Nos routeurs se renseignent pour en apprendre davantage, de notre côté on contacte un pilote de Bordeaux (le métier de pilote consiste à monter à bord et conduire les bateaux de plus de 50 mètres qui entrent et sortent de l’estuaire pour se rendre au port autonome de Bordeaux, l’itinéraire n’est pas facile, ils connaissent la Gironde et la Garonne par cœur) à qui nous demandons quelques conseils sur la meilleure façon d’entamer cette étape dans ces conditions. 

 

Voilà son premier message :

En règle générale par mauvais temps d'ouest Passage de la barre de jour. Engainer le chenal en flot 3 heures après la basse mer de cordouan. Fermer les écoutilles panneaux et porte de descente. Portez vos brassières et attachez-vous. Si vent faiblard gardez de la vitesse avec assistance du moteur. Scabreux au-delà de 3 mètres. Les vagues les plus mauvaises se rencontrent vers le couple 4-5 ça s'améliore franchement après 6-7 Je suis au bureau de régulation du trafic ce week- end Je laisserai des consignes au collègue qui me remplacera.

 

On en avait eu d’autres du même style, de quoi être rassuré haha. 
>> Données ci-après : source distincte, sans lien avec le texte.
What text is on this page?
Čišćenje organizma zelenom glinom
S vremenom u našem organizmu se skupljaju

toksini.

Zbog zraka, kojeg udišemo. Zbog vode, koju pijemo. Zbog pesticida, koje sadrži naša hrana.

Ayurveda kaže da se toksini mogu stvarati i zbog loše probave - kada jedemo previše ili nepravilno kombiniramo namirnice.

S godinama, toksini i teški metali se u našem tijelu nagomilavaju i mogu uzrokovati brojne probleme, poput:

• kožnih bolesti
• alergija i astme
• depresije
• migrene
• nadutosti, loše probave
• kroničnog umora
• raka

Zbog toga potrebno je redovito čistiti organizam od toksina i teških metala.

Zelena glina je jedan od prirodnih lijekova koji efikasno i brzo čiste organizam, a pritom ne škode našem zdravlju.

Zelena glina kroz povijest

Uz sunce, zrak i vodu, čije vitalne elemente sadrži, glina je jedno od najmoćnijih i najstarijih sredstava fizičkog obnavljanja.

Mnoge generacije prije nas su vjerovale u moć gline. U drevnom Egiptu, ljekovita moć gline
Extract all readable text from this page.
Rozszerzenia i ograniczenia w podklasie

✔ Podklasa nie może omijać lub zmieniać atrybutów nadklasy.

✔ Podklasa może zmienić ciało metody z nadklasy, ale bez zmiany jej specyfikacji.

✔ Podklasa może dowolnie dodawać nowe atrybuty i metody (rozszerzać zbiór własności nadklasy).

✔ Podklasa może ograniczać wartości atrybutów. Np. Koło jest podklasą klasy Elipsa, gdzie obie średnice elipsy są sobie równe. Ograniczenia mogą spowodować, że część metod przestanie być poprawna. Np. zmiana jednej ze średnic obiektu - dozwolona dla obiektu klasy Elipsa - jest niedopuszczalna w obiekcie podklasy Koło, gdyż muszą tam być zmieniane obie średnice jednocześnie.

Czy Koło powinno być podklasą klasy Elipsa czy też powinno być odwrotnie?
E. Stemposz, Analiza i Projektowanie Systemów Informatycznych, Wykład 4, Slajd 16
Ce que l’on a vite compris c’est que plus vite on arrivait, plus le vent et la houle seraient cléments. 

Mais difficile de mettre les bouchées doubles quand il n’y a pas de vent. On fait tout de même au mieux pour arriver le plus tôt possible. On comprend que l’on va rencontrer des épreuves jusqu’au derniers jours de notre aventure. 

À ce moment-là, le moral reste bon, on arrive à dormir quelques heures, et on est galvanisé par notre retour et l’envie de retrouver amis et famille. 

On se remémore chaque jour des histoires ou anecdotes qui nous sont arrivées, on a l’impression que c’était il y a des années alors que seulement quelques mois nous séparent de notre départ. 

On se connaît maintenant parfaitement, jusqu’au petit tic ou manière de réagir. 

 

Jour 6 message de Clément 

 

Toujours pas beaucoup de vent aujourd'hui ça devrait s'améliorer d'ici quelques heures. Gros sujet depuis hier, c’est le passage entre l'océan et l'estuaire de la Gironde qui va être technique car beaucoup de vent est prévu, avec de la houle. Si le courant est de face, ça peut vite faire de grosses vagues. On a de la chance d'être en contact avec une personne qui travaille en tant que pilote dans l'estuaire et qui connaît ses effets par cœur. Il nous a donné pleins de conseils et les horaires pour passer sans danger. La personne a même prévenu ces collègues qui seront sur l'eau à notre arrivée, c'est quand même génial la solidarité des marins :) ! 

 

On a profité des conditions calmes pour faire un prélèvement de micro plastique. Ces derniers temps, on a beaucoup de mal à trouver des occasions pour en faire. 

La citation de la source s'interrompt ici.